I’m not sure whether it is a faux pas for the subject of a post to respond. But here goes. First, the point I was making (not an especially original one—see Mohan Matthen “Chickens, Eggs, and Speciation,” Nous 43 (2009): 94-115) was somewhat tangential to my main line of argument. I just wanted to refute the Aristotelian view that an individual’s species is fixed and cannot be changed. The point is most vivid with a sudden speciation event, but even if speciation is spread out over time and is a matter of degree, the Aristotelian view is still refuted (since an individual will change the degree to which it belongs to a species). There is an interesting general point you make about the relationship between science and metaphysics. On the one hand I think it is absolutely necessary that a satisfactory metaphysics cohere with science. On the other hand, I don’t think that metaphysics gets its legitimacy solely from its relationship to science.
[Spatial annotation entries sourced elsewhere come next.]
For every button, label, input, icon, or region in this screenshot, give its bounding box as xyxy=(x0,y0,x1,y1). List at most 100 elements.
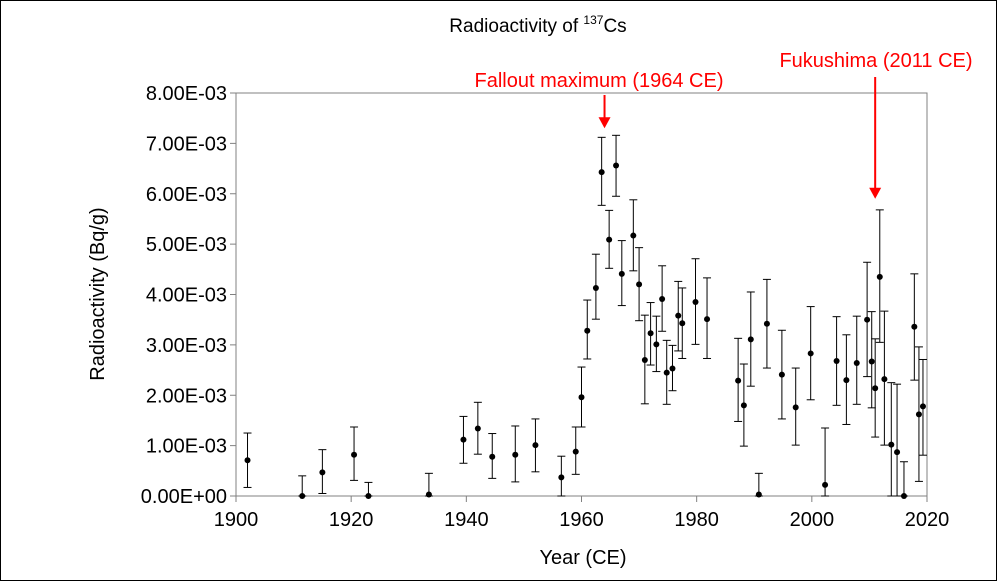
data-point xyxy=(842,334,851,425)
point-marker xyxy=(864,316,871,323)
point-marker xyxy=(572,448,579,455)
point-marker xyxy=(606,236,613,243)
data-point xyxy=(583,299,592,360)
y-tick-label: 2.00E-03 xyxy=(146,385,227,407)
data-point xyxy=(364,481,373,499)
point-marker xyxy=(659,296,666,303)
data-point xyxy=(899,461,908,499)
data-point xyxy=(612,134,621,197)
x-tick-label: 1900 xyxy=(214,509,259,531)
chart-title-superscript: 137 xyxy=(583,13,603,27)
point-marker xyxy=(558,474,565,481)
point-marker xyxy=(692,299,699,306)
point-marker xyxy=(763,320,770,327)
data-point xyxy=(746,291,755,387)
data-point xyxy=(591,253,600,320)
data-point xyxy=(914,346,923,482)
x-axis: 1900 1920 1940 1960 1980 2000 2020 xyxy=(214,496,950,531)
point-marker xyxy=(911,323,918,330)
data-point xyxy=(806,306,815,401)
point-marker xyxy=(653,341,660,348)
point-marker xyxy=(894,449,901,456)
data-point xyxy=(243,432,252,488)
data-point xyxy=(318,449,327,494)
annotation-label: Fukushima (2011 CE) xyxy=(779,50,972,72)
point-marker xyxy=(474,425,481,432)
point-marker xyxy=(792,404,799,411)
x-tick-label: 1940 xyxy=(444,509,489,531)
data-point xyxy=(678,287,687,359)
data-point xyxy=(350,426,359,481)
point-marker xyxy=(868,358,875,365)
point-marker xyxy=(853,360,860,367)
chart-title-suffix: Cs xyxy=(603,16,626,37)
point-marker xyxy=(679,320,686,327)
y-tick-label: 1.00E-03 xyxy=(146,436,227,458)
data-point xyxy=(703,277,712,359)
data-point xyxy=(577,366,586,428)
data-point xyxy=(910,273,919,381)
data-points xyxy=(243,134,927,499)
point-marker xyxy=(351,451,358,458)
point-marker xyxy=(675,312,682,319)
point-marker xyxy=(822,481,829,488)
point-marker xyxy=(365,493,372,499)
point-marker xyxy=(592,284,599,291)
point-marker xyxy=(319,469,326,476)
data-point xyxy=(658,265,667,332)
point-marker xyxy=(641,356,648,363)
data-point xyxy=(762,278,771,369)
point-marker xyxy=(888,441,895,448)
data-point xyxy=(852,315,861,405)
data-point xyxy=(893,383,902,497)
y-tick-label: 0.00E+00 xyxy=(141,486,227,508)
data-point xyxy=(459,415,468,464)
point-marker xyxy=(532,442,539,449)
data-point xyxy=(871,338,880,438)
data-point xyxy=(635,247,644,322)
data-point xyxy=(887,382,896,497)
data-point xyxy=(531,418,540,473)
point-marker xyxy=(618,270,625,277)
point-marker xyxy=(900,493,907,499)
point-marker xyxy=(598,169,605,176)
point-marker xyxy=(876,273,883,280)
point-marker xyxy=(663,369,670,376)
point-marker xyxy=(669,365,676,372)
point-marker xyxy=(636,281,643,288)
data-point xyxy=(754,472,763,498)
data-point xyxy=(597,136,606,206)
y-axis-title: Radioactivity (Bq/g) xyxy=(87,207,109,380)
x-tick-label: 2020 xyxy=(905,509,950,531)
point-marker xyxy=(244,457,251,464)
y-tick-label: 6.00E-03 xyxy=(146,184,227,206)
data-point xyxy=(571,426,580,475)
y-tick-label: 7.00E-03 xyxy=(146,133,227,155)
point-marker xyxy=(584,327,591,334)
data-point xyxy=(875,209,884,343)
point-marker xyxy=(489,453,496,460)
y-tick-label: 3.00E-03 xyxy=(146,335,227,357)
data-point xyxy=(473,401,482,455)
point-marker xyxy=(647,330,654,337)
annotation-arrow-head xyxy=(869,187,882,199)
point-marker xyxy=(578,394,585,401)
annotation-arrow-head xyxy=(598,117,611,129)
point-marker xyxy=(843,377,850,384)
plot-area xyxy=(235,92,928,497)
point-marker xyxy=(833,357,840,364)
point-marker xyxy=(630,232,637,239)
data-point xyxy=(424,472,433,498)
data-point xyxy=(617,240,626,307)
annotations: Fallout maximum (1964 CE) Fukushima (2011… xyxy=(475,50,973,199)
data-point xyxy=(821,427,830,497)
data-point xyxy=(739,363,748,447)
data-point xyxy=(488,433,497,479)
data-point xyxy=(511,425,520,483)
chart-title: Radioactivity of 137Cs xyxy=(449,13,626,37)
data-point xyxy=(640,314,649,405)
data-point xyxy=(691,258,700,345)
data-point xyxy=(867,311,876,409)
data-point xyxy=(557,455,566,497)
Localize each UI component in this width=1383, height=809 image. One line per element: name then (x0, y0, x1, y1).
There is more to metaphysics (even `metaphysics of science’) than can be read directly off from the science itself. (In some ways this is a bit like the relationship between mathematics and science, although I concede that maths is usually rather more useful to science.)
Alex, it is absolutely wonderful if the victim, sorry, subject, responds. You are perfectly right that “the Aristotelian” view is false, but it’s my argument that there never was such an Aristotelian view – in natural history. There certainly was in logic and metaphysics, though. I didn’t think it was appropriate to raise this in the Q&A, as it would have required ten minutes setting up the background, and would have detracted from the major point you were making and others were discussing. The metaphysics of biology is rather more limited than the metaphysics of modal logics and the like, as I noted. But I have seen that example used several times (Laporte used it at a conference I was at) and it is simply biologically unrealistic. That is not, in itself, reason to abandon it (it could be a toyworld example, or a schematic, so long as it is flagged as such). But when philosophers use biological examples, which again I noted they always have (“plucked chicken”), it’s really important that they do not import assumptions from folk biology, and the way you appealed to it did so, I fear. The reason why I blogged about it was to get myself clear on a talk I will one day give, on what hybridisation means for species concepts. This provided a nice hook. Thanks for the talk; it was not bad for a specialist in a minor discipline like me to hear.